泣きそうな顔の冬依の頭をポンとひとつ叩き、やっとの様子で立っている鈴音の方を見ようともせずに、そのまま去っていこうとする。
行かせてたまるかと、
「待てよっ」
再び拳を振りかぶった夏樹を止めたのは、
「――よせナツキ」
秋哉だ。
夏樹の前に立ちふさがり、握った拳の行く末を塞ぐ。
「ハルを行かせてやれ」
「なに言ってんだ秋。春はどっかおかしいんだぜ。
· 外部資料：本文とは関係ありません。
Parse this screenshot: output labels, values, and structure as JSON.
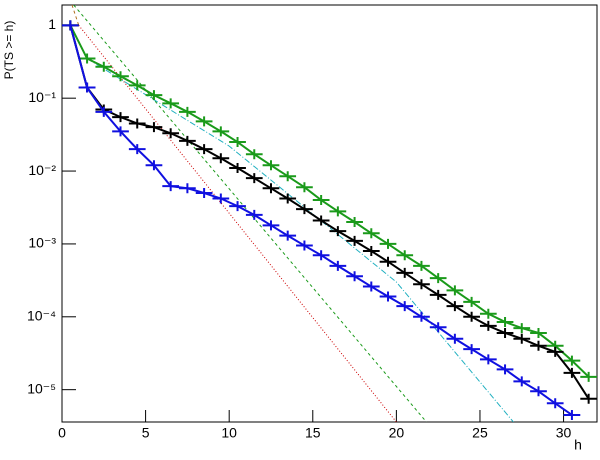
{
  "chart_data": {
    "type": "line",
    "log_y": true,
    "x_label": "h",
    "y_label": "P(TS >= h)",
    "xlim": [
      0,
      32
    ],
    "ylim": [
      3.6e-06,
      1.9
    ],
    "xticks": [
      0,
      5,
      10,
      15,
      20,
      25,
      30
    ],
    "yticks": [
      {
        "value": 1,
        "label": "1"
      },
      {
        "value": 0.1,
        "label": "10⁻¹"
      },
      {
        "value": 0.01,
        "label": "10⁻²"
      },
      {
        "value": 0.001,
        "label": "10⁻³"
      },
      {
        "value": 0.0001,
        "label": "10⁻⁴"
      },
      {
        "value": 1e-05,
        "label": "10⁻⁵"
      }
    ],
    "x": [
      0.5,
      1.5,
      2.5,
      3.5,
      4.5,
      5.5,
      6.5,
      7.5,
      8.5,
      9.5,
      10.5,
      11.5,
      12.5,
      13.5,
      14.5,
      15.5,
      16.5,
      17.5,
      18.5,
      19.5,
      20.5,
      21.5,
      22.5,
      23.5,
      24.5,
      25.5,
      26.5,
      27.5,
      28.5,
      29.5,
      30.5,
      31.5
    ],
    "series": [
      {
        "color": "#1a9a1a",
        "values": [
          1,
          0.35,
          0.27,
          0.2,
          0.15,
          0.11,
          0.085,
          0.065,
          0.048,
          0.035,
          0.025,
          0.017,
          0.012,
          0.0085,
          0.006,
          0.004,
          0.0028,
          0.002,
          0.0014,
          0.001,
          0.0007,
          0.0005,
          0.00034,
          0.00023,
          0.00016,
          0.00011,
          8.5e-05,
          7e-05,
          6e-05,
          4e-05,
          2.5e-05,
          1.5e-05
        ]
      },
      {
        "color": "#000000",
        "values": [
          1,
          0.14,
          0.07,
          0.055,
          0.045,
          0.04,
          0.033,
          0.026,
          0.02,
          0.015,
          0.011,
          0.008,
          0.0058,
          0.0042,
          0.003,
          0.0021,
          0.0015,
          0.0011,
          0.0008,
          0.00057,
          0.0004,
          0.00028,
          0.0002,
          0.00014,
          0.0001,
          7.5e-05,
          6e-05,
          5e-05,
          4e-05,
          3.3e-05,
          1.7e-05,
          7.5e-06
        ]
      },
      {
        "color": "#1010e0",
        "values": [
          1,
          0.14,
          0.065,
          0.035,
          0.02,
          0.012,
          0.0062,
          0.0058,
          0.005,
          0.0042,
          0.0033,
          0.0025,
          0.0018,
          0.0013,
          0.00095,
          0.0007,
          0.0005,
          0.00036,
          0.00026,
          0.00019,
          0.00014,
          0.0001,
          7.2e-05,
          5e-05,
          3.6e-05,
          2.6e-05,
          1.9e-05,
          1.3e-05,
          9.5e-06,
          6.5e-06,
          4.5e-06,
          null
        ]
      }
    ],
    "fits": [
      {
        "color": "#cc0000",
        "dash": "1,2",
        "x": [
          1,
          20
        ],
        "y": [
          1,
          3.6e-06
        ]
      },
      {
        "color": "#1a9a1a",
        "dash": "3,3",
        "x": [
          0.7,
          21.8
        ],
        "y": [
          1.9,
          3.6e-06
        ]
      },
      {
        "color": "#20b0c0",
        "dash": "6,2,1,2",
        "x": [
          1.5,
          10,
          20,
          27
        ],
        "y": [
          0.35,
          0.022,
          0.0003,
          3.6e-06
        ]
      },
      {
        "color": "#b07020",
        "dash": "3,3",
        "x": [
          0.6,
          1
        ],
        "y": [
          1.9,
          1
        ]
      }
    ]
  }
}
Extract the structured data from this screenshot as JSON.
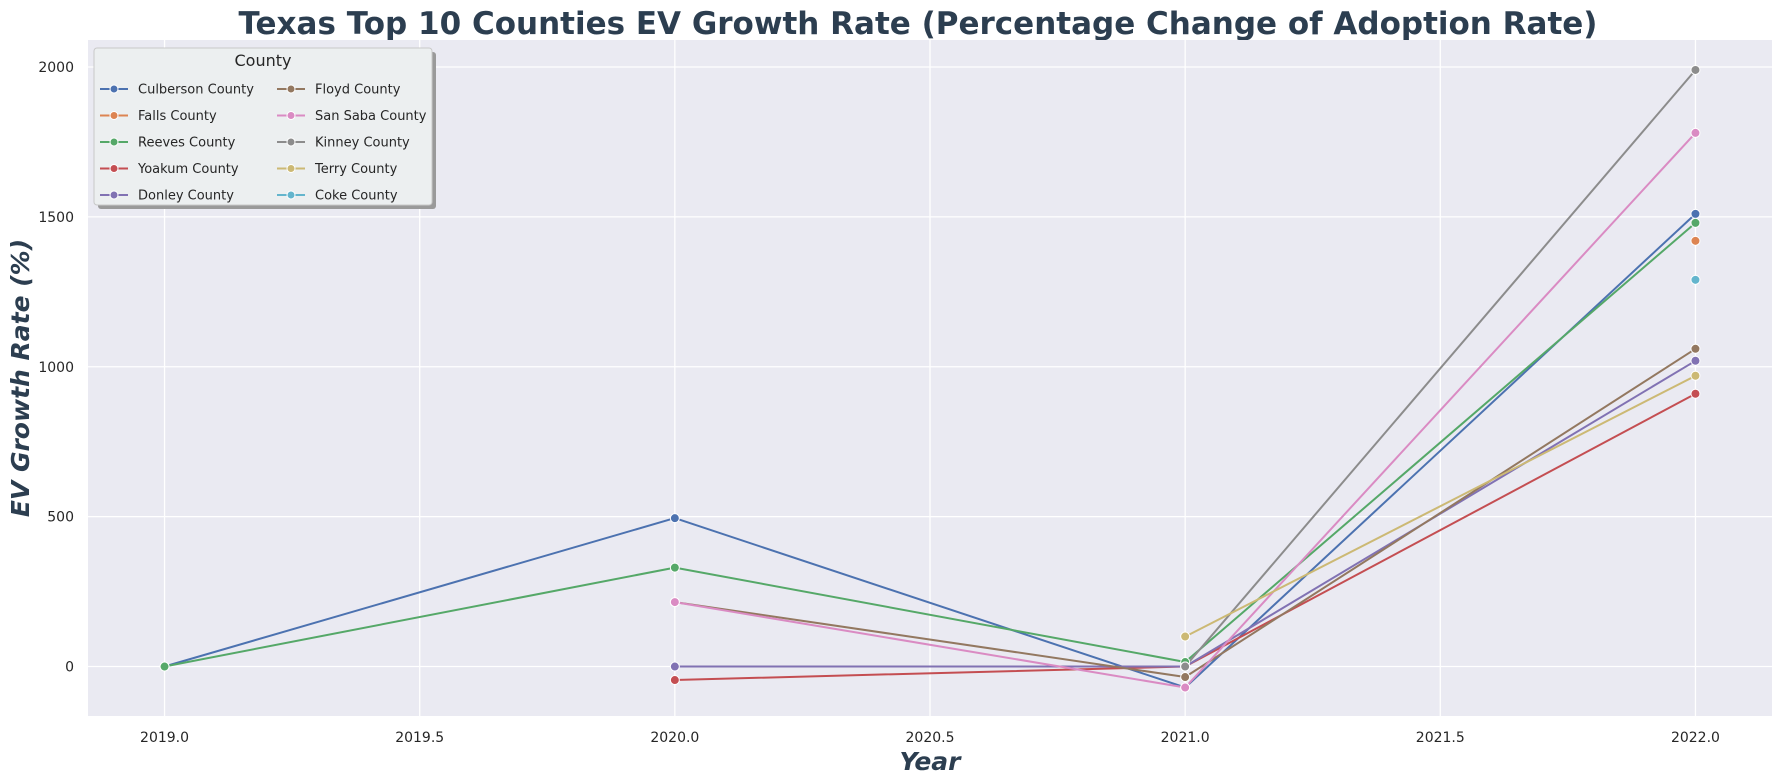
{
  "chart_data": {
    "type": "line",
    "title": "Texas Top 10 Counties EV Growth Rate (Percentage Change of Adoption Rate)",
    "xlabel": "Year",
    "ylabel": "EV Growth Rate (%)",
    "xlim": [
      2018.85,
      2022.15
    ],
    "ylim": [
      -165,
      2090
    ],
    "xticks": [
      2019.0,
      2019.5,
      2020.0,
      2020.5,
      2021.0,
      2021.5,
      2022.0
    ],
    "xtick_labels": [
      "2019.0",
      "2019.5",
      "2020.0",
      "2020.5",
      "2021.0",
      "2021.5",
      "2022.0"
    ],
    "yticks": [
      0,
      500,
      1000,
      1500,
      2000
    ],
    "ytick_labels": [
      "0",
      "500",
      "1000",
      "1500",
      "2000"
    ],
    "grid": true,
    "legend": {
      "title": "County",
      "placement": "top-left",
      "columns": 2
    },
    "series": [
      {
        "name": "Culberson County",
        "color": "#4c72b0",
        "points": [
          [
            2019,
            0
          ],
          [
            2020,
            495
          ],
          [
            2021,
            -70
          ],
          [
            2022,
            1510
          ]
        ]
      },
      {
        "name": "Falls County",
        "color": "#dd8452",
        "points": [
          [
            2022,
            1420
          ]
        ]
      },
      {
        "name": "Reeves County",
        "color": "#55a868",
        "points": [
          [
            2019,
            0
          ],
          [
            2020,
            330
          ],
          [
            2021,
            15
          ],
          [
            2022,
            1480
          ]
        ]
      },
      {
        "name": "Yoakum County",
        "color": "#c44e52",
        "points": [
          [
            2020,
            -45
          ],
          [
            2021,
            0
          ],
          [
            2022,
            910
          ]
        ]
      },
      {
        "name": "Donley County",
        "color": "#8172b3",
        "points": [
          [
            2020,
            0
          ],
          [
            2021,
            0
          ],
          [
            2022,
            1020
          ]
        ]
      },
      {
        "name": "Floyd County",
        "color": "#937860",
        "points": [
          [
            2020,
            215
          ],
          [
            2021,
            -35
          ],
          [
            2022,
            1060
          ]
        ]
      },
      {
        "name": "San Saba County",
        "color": "#da8bc3",
        "points": [
          [
            2020,
            215
          ],
          [
            2021,
            -70
          ],
          [
            2022,
            1780
          ]
        ]
      },
      {
        "name": "Kinney County",
        "color": "#8c8c8c",
        "points": [
          [
            2021,
            0
          ],
          [
            2022,
            1990
          ]
        ]
      },
      {
        "name": "Terry County",
        "color": "#ccb974",
        "points": [
          [
            2021,
            100
          ],
          [
            2022,
            970
          ]
        ]
      },
      {
        "name": "Coke County",
        "color": "#64b5cd",
        "points": [
          [
            2022,
            1290
          ]
        ]
      }
    ]
  }
}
行かせられるかよ」
「それでもだ!」
いつもの夏樹なら、秋哉の静止など容易にかわす。
ロナウドみたいな華麗なフェイントでかわし、あっという間に置き去りにして、秋哉が悔しがるのがいつものパターンだ。
だけど、
「行かせてやれ」
秋哉の眼差しに射抜かれて、夏樹は動けなくなった。
そんな弟たちに春一の視線がふと緩む。
知らぬ間に成長した三男をまなじりを下げて見やる。
そういえば緊急時に真っ先に体が動くのは、いつだって秋哉だ。
一番最初に動いて、兄弟の誰よりも体を張る。
それを怪我しないよう見張っていたのも春一だったけれど、
「秋哉、あんまり無茶をするなよ」
もう守ってやれない。
「ハル!」
悲鳴のように呼ぶ秋哉の声を背中に、春一はジムを出て行った。